The £8.3bn defined contribution (DC) scheme has invited asset managers to tender for unlisted or direct infrastructure fund mandates.
While Nest has not disclosed a volume for the mandate, a spokesperson revealed that the scheme is looking for managers specialising in global infrastructure, UK-based infrastructure or renewable energy. Interested parties have until 17th February to apply through the Bravo Platform.
The announcement comes a day after the master trust revealed it has received FCA approval to launch its own investment subsidiary, NEST Invest, which will be regulated as an occupational pension scheme (OPS).
Nest has also recently appointed Wells Fargo to manage a £500m global corporate bond mandate.
The OPS status enables Nest to make co-investments in private markets and could allow the scheme to integrate derivatives in its cash-flow management strategy.
While a number of pension schemes, such as those sponsored by RBS and BT, have also set up their own OPS firms, Nest is the first master trust to do so. This decision was motivated by the anticipated growth of the scheme, chief investment officer Mark Fawcett (pictured) explained.
“Nest is going to be responsible for more than £400m of new contributions every month,” he said. “We’re becoming one of the largest players in the UK pension’s market and our investment strategy is evolving to reflect that.

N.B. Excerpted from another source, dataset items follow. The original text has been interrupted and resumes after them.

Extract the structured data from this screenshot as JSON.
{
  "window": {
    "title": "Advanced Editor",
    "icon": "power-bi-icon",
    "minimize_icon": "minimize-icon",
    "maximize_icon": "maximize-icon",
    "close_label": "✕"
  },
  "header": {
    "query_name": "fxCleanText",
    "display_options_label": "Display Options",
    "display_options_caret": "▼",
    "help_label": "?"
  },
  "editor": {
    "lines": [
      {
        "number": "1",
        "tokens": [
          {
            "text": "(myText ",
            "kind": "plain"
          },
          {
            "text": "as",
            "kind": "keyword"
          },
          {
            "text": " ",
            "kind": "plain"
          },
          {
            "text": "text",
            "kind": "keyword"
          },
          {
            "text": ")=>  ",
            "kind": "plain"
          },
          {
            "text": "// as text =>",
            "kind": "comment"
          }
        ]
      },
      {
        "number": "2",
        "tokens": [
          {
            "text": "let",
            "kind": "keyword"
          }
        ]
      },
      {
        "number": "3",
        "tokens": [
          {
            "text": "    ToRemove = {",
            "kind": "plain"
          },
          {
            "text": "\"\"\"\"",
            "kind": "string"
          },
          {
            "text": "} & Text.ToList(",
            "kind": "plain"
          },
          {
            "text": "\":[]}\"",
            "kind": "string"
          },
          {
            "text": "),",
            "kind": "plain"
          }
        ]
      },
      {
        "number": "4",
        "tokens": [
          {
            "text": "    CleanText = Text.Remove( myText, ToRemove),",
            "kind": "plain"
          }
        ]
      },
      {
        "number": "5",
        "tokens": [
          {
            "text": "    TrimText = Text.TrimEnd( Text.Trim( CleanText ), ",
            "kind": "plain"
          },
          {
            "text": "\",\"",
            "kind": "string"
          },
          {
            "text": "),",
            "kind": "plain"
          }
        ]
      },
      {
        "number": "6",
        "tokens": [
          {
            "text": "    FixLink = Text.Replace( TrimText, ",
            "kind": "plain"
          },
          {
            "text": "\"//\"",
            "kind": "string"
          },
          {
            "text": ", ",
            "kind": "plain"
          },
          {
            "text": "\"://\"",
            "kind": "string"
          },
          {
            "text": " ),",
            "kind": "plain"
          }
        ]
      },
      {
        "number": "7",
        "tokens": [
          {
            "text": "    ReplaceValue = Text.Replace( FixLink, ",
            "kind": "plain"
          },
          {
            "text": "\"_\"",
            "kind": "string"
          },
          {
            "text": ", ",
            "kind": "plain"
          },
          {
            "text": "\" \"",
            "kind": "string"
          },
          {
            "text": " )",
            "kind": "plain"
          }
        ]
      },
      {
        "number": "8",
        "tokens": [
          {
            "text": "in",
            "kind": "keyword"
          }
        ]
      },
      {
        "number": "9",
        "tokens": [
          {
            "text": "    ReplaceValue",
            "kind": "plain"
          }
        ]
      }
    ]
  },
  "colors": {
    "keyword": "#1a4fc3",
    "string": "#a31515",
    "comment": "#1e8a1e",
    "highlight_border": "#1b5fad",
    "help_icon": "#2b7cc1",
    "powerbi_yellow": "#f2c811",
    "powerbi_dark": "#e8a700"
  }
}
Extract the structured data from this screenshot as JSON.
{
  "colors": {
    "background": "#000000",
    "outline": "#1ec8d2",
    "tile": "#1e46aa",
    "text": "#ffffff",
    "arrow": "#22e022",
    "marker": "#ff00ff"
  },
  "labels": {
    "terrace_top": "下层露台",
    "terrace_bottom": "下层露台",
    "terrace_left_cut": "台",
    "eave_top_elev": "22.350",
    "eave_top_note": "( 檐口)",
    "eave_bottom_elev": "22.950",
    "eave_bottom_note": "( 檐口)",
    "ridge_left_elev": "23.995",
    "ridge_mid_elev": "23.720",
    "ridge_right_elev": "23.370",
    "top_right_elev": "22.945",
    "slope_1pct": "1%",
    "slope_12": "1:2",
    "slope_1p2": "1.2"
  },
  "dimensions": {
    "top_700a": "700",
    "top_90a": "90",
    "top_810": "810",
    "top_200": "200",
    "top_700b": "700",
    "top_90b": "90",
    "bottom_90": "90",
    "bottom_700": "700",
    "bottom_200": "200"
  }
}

“While setting up Nest Invest is an exciting development, it’s the natural next step for a scheme of our size. We already have the internal expertise in Nest’s investment team to manage the additional responsibilities,” Fawcett added.
For the time being, Nest will continue to appoint fund managers, although Fawcett does not exclude the possibility of bringing investment functions in-house over the long term.
Nest predicts that its assets under management could rise to £22bn this year and that by the end of the decade, one third of the UK population is set to have a pension pot with Nest.
Cost constraints due to the charge cap for DC funds and lack of scale have so far been a key obstacle for master trusts looking to invest in alternatives, with the default funds in the majority of schemes being almost exclusively invested in equities passively, according to a 2018 report by Cass Business School for the DC Investment Forum.
However a combination of growing scale and reduced costs for active managers offers schemes further flexibility, as a Nest spokesperson told portfolio institutional: “One of the big factors that allowed us to go into private credit was that costs have come down, meaning we could fit it in our investment strategy. We have constraints on what fees we can pay and everything must be cost-effective. We won’t offer performance fees.”